The Senate then approved the bill Tuesday on a key 32-11 vote with several Democrats joining Republicans in the proposal which would allow South Carolina to restart executions after nearly 10 years. Wednesday’s final vote would send the bill to the South Carolina House.
The state can’t put anyone to death now because its supply of lethal injection drugs expired and it hasn’t been able to buy more. The state’s usual injection protocol calls for three drugs: the sedative pentobarbital, pancuronium bromide and potassium chloride. But the corrections agency has said it hasn’t had the drugs in stock since 2013, when its last supplies expired.
During his State of the State Address in January, Gov. Henry McMaster called on the General Assembly to pass a shield law that would protect the names of companies that manufacture the drugs necessary from lethal injection to be made public. Without such a law, those companies have not been willing to sell their products to the state to use in executions.
“We have no means to carry out a death sentence in South Carolina, and the murderers know it,” he said in his Jan. 13 speech before the state legislature. “Fourteen states have enacted such a shield law. [South Carolina Department of Corrections] Director Bryan Stirling and I have been asking the General Assembly to fix this for years. Legislation was almost approved on the final day last year. I ask the General Assembly: fix this. Give these grieving families and loved ones the justice and closure they are owed by law.”

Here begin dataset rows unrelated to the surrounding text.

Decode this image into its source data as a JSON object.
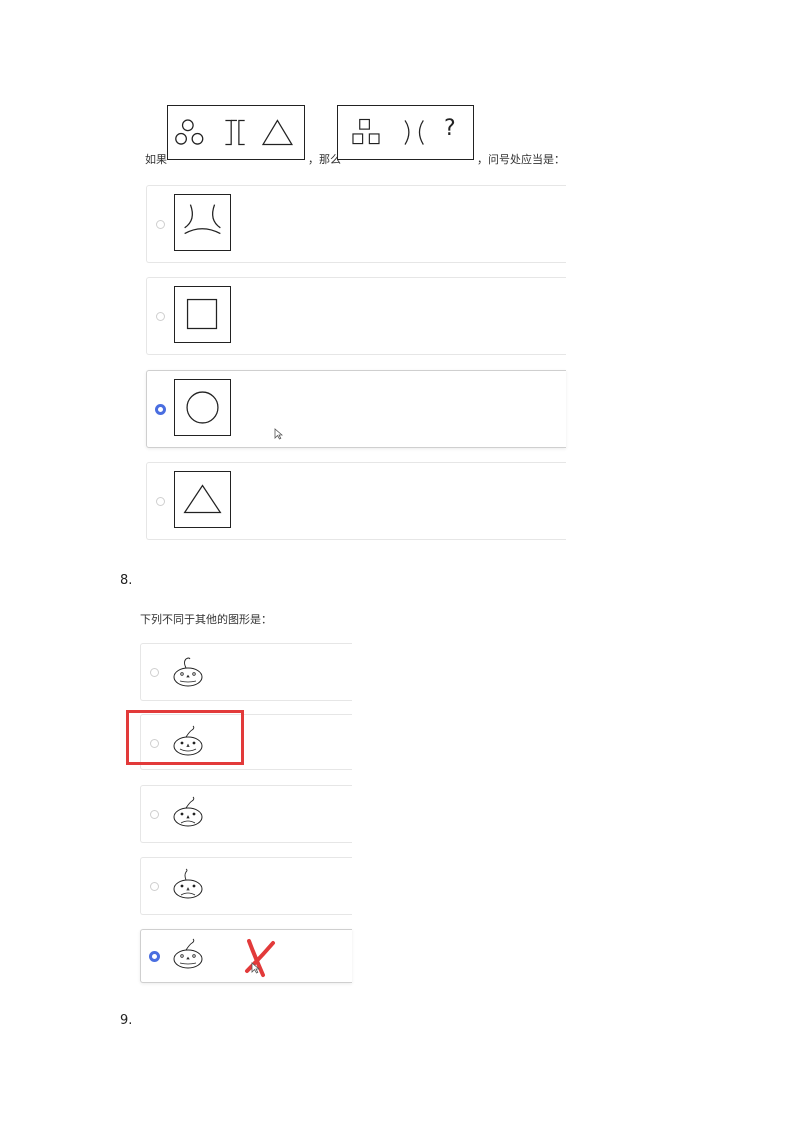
{
  "q7": {
    "prefix": "如果",
    "middle": "，那么",
    "suffix": "，问号处应当是：",
    "question_mark": "?",
    "options": [
      {
        "figure": "curved-triangle",
        "selected": false
      },
      {
        "figure": "square-in-square",
        "selected": false
      },
      {
        "figure": "circle-in-square",
        "selected": true
      },
      {
        "figure": "triangle-in-square",
        "selected": false
      }
    ]
  },
  "q8": {
    "number": "8.",
    "prompt": "下列不同于其他的图形是：",
    "options": [
      {
        "figure": "pumpkin-face",
        "selected": false
      },
      {
        "figure": "pumpkin-face",
        "selected": false,
        "highlighted": true
      },
      {
        "figure": "pumpkin-face",
        "selected": false
      },
      {
        "figure": "pumpkin-face",
        "selected": false
      },
      {
        "figure": "pumpkin-face",
        "selected": true,
        "marked_wrong": true
      }
    ]
  },
  "q9": {
    "number": "9."
  },
  "colors": {
    "radio_checked": "#4a6ee0",
    "highlight_red": "#e23a3a"
  }
}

The execution of Richard Bernard Moore, convicted in the 1999 killing of a convenience store clerk in Spartanburg County, had been scheduled for November. But the execution was delayed because the state has run out of drugs necessary to carry out an execution and has not been able to find a drug maker willing to sell the state the drugs for that purpose.
The South Carolina Supreme Court affirmed that according to state law, Moore would have to be executed by lethal injection by default because he did not choose between that and electrocution by a deadline.

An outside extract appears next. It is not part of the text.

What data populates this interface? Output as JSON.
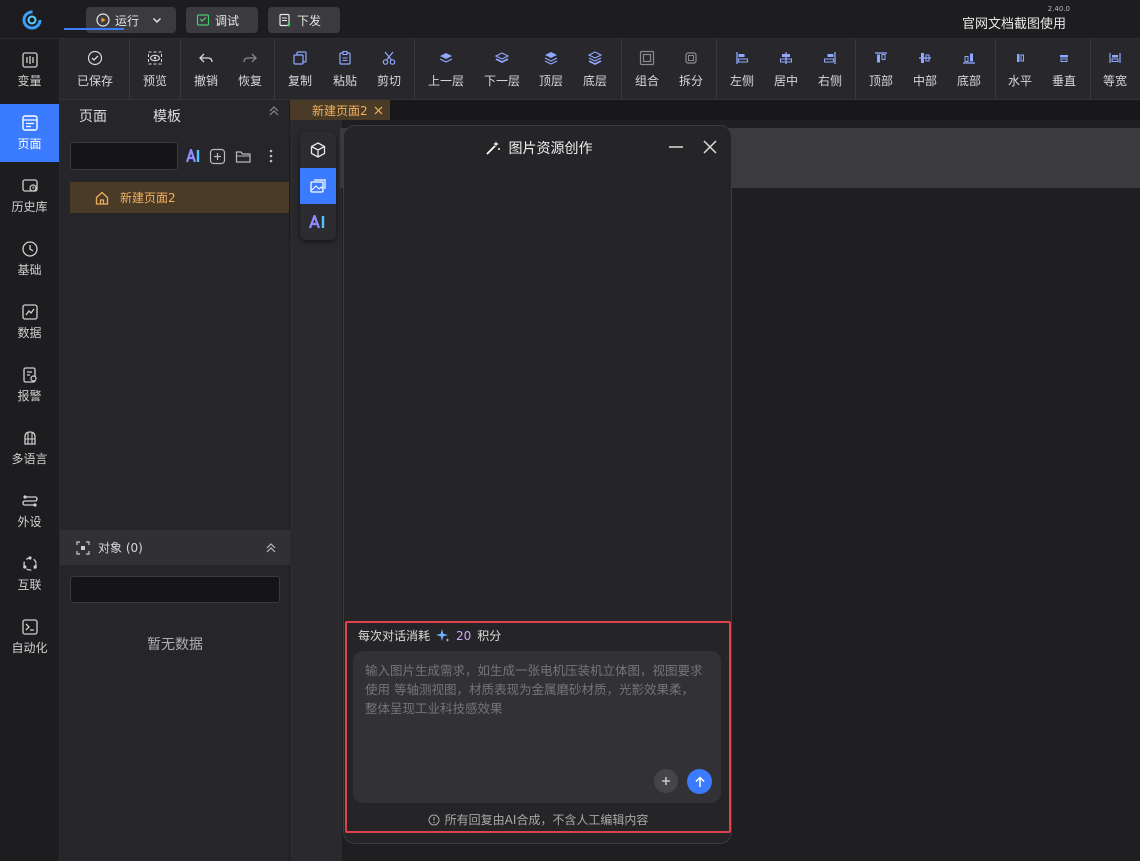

Moore is one of 37 people, all men, currently on South Carolina’s death row. Five of them involved cases from Lowcountry counties.
Some prosecutors have sought the death penalty less often in recent years, citing the state’s inability to carry out executions.
South Carolina’s last execution was in 2011.
Currently, eight other states can use electric chairs and Utah, Oklahoma and Mississippi allow firing squads.
The House has considered a similar bill without the firing squad option, but can now consider the Senate version.